Reputation: 874
I am new to spark/scala and need to load a file from hdfs to spark. I have a file in hdfs (/newhdfs/abc.txt
), and I could see my file contents by using hdfs dfs -cat /newhdfs/abc.txt
I did in below order to load the file into spark context
spark-shell #It entered into scala console window
scala> import org.apache.spark._; //Line 1
scala> val conf=new SparkConf().setMaster("local[*]");
scala> val sc = new SparkContext(conf);
scala> val input=sc.textFile("hdfs:///newhdfs/abc.txt"); //Line 4
Once I hit enter on line 4, I am getting below message.
input: org.apache.spark.rdd.RDD[String] = hdfs:///newhdfs/abc.txt MapPartitionsRDD[19] at textFile at <console>:27``
Is this a fatal error?
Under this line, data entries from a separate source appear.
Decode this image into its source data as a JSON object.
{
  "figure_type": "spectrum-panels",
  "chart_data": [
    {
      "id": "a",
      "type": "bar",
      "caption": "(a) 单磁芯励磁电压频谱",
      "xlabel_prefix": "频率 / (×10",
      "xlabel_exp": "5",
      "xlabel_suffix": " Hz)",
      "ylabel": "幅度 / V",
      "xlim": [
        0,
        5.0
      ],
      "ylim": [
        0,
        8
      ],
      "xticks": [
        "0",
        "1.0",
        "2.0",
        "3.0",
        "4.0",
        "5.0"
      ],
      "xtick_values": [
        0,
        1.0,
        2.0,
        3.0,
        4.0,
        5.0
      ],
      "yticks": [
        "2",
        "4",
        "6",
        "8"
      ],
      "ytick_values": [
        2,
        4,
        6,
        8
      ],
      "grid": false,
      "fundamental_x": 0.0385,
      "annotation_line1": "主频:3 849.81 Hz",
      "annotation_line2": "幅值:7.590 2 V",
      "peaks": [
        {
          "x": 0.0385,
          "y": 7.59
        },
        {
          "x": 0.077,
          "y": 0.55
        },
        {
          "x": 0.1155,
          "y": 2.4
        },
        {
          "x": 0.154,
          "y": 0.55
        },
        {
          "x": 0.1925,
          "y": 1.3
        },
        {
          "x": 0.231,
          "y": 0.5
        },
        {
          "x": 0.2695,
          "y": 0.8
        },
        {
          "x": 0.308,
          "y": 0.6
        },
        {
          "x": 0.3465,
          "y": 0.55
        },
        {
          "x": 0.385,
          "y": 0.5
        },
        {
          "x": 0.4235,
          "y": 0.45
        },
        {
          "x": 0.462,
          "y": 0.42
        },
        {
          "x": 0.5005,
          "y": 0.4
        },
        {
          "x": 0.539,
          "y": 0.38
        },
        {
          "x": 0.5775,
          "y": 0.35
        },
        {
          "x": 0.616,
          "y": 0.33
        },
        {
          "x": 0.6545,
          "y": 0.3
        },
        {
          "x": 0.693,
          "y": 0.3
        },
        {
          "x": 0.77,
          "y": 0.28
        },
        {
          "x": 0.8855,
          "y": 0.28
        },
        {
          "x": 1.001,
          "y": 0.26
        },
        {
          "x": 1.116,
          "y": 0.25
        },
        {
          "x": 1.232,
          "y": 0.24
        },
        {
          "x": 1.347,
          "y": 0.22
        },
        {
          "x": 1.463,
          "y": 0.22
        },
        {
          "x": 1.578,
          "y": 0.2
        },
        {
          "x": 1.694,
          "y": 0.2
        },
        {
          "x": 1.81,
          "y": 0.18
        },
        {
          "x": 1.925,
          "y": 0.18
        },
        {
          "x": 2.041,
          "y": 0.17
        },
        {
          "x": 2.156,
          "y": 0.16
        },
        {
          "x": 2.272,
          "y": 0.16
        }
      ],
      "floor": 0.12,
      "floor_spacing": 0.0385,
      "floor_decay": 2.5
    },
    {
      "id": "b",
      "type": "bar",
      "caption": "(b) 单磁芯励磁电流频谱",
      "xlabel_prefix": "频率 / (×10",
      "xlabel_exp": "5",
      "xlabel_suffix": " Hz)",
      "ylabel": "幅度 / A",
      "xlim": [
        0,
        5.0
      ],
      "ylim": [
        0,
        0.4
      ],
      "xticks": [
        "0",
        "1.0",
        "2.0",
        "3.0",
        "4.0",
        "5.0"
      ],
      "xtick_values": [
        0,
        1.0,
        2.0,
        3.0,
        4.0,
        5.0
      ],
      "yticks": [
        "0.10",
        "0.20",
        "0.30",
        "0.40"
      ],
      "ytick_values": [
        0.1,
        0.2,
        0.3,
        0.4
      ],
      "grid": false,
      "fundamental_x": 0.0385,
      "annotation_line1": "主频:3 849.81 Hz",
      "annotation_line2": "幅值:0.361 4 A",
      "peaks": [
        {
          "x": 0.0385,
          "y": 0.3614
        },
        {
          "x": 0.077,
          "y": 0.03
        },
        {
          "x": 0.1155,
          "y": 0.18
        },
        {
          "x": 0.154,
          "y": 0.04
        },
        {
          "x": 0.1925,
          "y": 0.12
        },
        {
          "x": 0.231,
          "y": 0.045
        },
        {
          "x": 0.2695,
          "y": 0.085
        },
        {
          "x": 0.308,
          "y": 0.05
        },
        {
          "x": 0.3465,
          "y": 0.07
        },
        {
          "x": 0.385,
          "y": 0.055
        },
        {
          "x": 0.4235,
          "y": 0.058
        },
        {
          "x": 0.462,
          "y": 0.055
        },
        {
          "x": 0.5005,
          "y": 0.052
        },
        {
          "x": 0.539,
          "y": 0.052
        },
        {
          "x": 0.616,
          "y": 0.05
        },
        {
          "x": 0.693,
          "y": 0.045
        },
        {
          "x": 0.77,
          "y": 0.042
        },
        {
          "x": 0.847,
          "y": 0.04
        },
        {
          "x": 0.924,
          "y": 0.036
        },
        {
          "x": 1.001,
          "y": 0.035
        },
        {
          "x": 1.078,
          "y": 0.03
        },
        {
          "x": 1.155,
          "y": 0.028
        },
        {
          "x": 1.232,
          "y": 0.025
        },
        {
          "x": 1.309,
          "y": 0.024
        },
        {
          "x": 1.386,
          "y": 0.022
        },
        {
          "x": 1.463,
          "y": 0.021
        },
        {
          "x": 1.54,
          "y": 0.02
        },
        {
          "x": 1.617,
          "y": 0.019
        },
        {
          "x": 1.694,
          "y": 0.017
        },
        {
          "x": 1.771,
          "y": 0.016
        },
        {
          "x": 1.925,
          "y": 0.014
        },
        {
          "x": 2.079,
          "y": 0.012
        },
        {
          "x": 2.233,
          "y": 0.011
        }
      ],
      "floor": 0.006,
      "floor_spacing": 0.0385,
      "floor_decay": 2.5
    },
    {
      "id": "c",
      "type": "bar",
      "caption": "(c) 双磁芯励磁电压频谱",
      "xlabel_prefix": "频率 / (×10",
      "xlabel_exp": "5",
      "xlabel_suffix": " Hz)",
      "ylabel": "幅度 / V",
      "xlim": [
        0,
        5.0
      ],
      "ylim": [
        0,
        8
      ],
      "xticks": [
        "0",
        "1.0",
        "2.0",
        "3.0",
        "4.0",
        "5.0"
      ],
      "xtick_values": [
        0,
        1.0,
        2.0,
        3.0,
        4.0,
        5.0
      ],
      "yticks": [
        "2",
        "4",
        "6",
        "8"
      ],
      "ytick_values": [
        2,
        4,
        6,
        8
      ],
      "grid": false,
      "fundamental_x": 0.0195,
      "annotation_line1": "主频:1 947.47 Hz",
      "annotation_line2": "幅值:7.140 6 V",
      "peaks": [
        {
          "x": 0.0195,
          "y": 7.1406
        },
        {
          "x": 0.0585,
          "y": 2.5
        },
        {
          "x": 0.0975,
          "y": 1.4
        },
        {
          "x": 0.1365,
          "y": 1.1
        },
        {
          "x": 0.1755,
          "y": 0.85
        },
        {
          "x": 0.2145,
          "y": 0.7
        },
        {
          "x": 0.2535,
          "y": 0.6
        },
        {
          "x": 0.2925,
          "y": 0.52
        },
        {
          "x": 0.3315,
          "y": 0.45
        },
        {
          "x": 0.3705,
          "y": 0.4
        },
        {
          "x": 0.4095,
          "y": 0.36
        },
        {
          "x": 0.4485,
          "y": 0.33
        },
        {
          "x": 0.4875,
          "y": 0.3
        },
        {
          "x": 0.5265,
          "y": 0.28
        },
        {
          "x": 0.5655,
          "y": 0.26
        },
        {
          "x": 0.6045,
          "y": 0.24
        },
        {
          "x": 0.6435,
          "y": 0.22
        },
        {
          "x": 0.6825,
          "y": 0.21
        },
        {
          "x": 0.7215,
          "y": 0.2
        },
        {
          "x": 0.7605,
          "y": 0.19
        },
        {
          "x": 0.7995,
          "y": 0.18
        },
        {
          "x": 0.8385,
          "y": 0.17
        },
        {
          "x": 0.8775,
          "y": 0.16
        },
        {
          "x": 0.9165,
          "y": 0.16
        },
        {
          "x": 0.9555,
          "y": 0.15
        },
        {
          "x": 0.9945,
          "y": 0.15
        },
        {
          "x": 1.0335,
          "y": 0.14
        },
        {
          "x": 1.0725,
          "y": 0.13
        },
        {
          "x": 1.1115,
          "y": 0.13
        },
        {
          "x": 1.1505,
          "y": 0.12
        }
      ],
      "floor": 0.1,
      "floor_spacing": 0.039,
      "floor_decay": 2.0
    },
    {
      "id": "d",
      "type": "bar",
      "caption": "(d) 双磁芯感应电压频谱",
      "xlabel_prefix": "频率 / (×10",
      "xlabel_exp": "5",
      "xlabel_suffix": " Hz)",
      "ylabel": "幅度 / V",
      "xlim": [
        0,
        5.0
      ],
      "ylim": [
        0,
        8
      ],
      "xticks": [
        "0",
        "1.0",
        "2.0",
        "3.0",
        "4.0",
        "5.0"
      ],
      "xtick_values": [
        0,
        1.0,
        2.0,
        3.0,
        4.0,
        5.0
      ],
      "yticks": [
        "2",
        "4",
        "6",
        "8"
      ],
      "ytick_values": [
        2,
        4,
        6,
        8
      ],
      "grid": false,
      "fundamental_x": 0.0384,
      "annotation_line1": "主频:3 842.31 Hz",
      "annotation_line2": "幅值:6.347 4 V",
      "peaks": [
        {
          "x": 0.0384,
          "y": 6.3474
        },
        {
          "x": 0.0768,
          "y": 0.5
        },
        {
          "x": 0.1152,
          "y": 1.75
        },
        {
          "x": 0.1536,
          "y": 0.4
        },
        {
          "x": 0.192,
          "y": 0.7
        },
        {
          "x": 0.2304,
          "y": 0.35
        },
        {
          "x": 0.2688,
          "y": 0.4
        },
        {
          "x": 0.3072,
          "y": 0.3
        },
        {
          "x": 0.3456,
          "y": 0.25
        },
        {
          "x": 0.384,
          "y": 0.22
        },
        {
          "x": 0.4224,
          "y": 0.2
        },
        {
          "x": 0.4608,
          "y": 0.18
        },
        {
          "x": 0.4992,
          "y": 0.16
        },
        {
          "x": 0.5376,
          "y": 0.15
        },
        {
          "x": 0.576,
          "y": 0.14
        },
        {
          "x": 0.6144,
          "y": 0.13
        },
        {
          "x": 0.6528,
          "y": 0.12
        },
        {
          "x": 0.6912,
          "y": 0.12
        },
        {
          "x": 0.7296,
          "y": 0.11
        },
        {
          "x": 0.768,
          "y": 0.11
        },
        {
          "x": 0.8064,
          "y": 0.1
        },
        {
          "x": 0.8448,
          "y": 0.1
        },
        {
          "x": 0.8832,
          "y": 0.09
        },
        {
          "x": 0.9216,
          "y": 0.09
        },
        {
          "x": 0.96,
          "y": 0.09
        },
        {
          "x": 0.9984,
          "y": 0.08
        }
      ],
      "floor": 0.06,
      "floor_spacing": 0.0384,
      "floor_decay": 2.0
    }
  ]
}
What do I need to do to solve this?
(Using Spark-2.0.0 and Hadoop 2.7.0)
Upvotes: 2
Views: 3569
Reputation: 73444
This is not an error, it just says the name of the file for your RDD.
In the Basic docs, there is this example:
scala> val textFile = sc.textFile("README.md")
textFile: org.apache.spark.rdd.RDD[String] = README.md MapPartitionsRDD[1] at textFile at <console>:25
which demonstrates the very same behavior.
How would you expect an error to happen without an action triggering actual work to happen?
If you want to check that everything is OK, do a count of your input
RDD, which is an action and will trigger the actual read of the file, and then the count of the elements of your RDD.
Upvotes: 3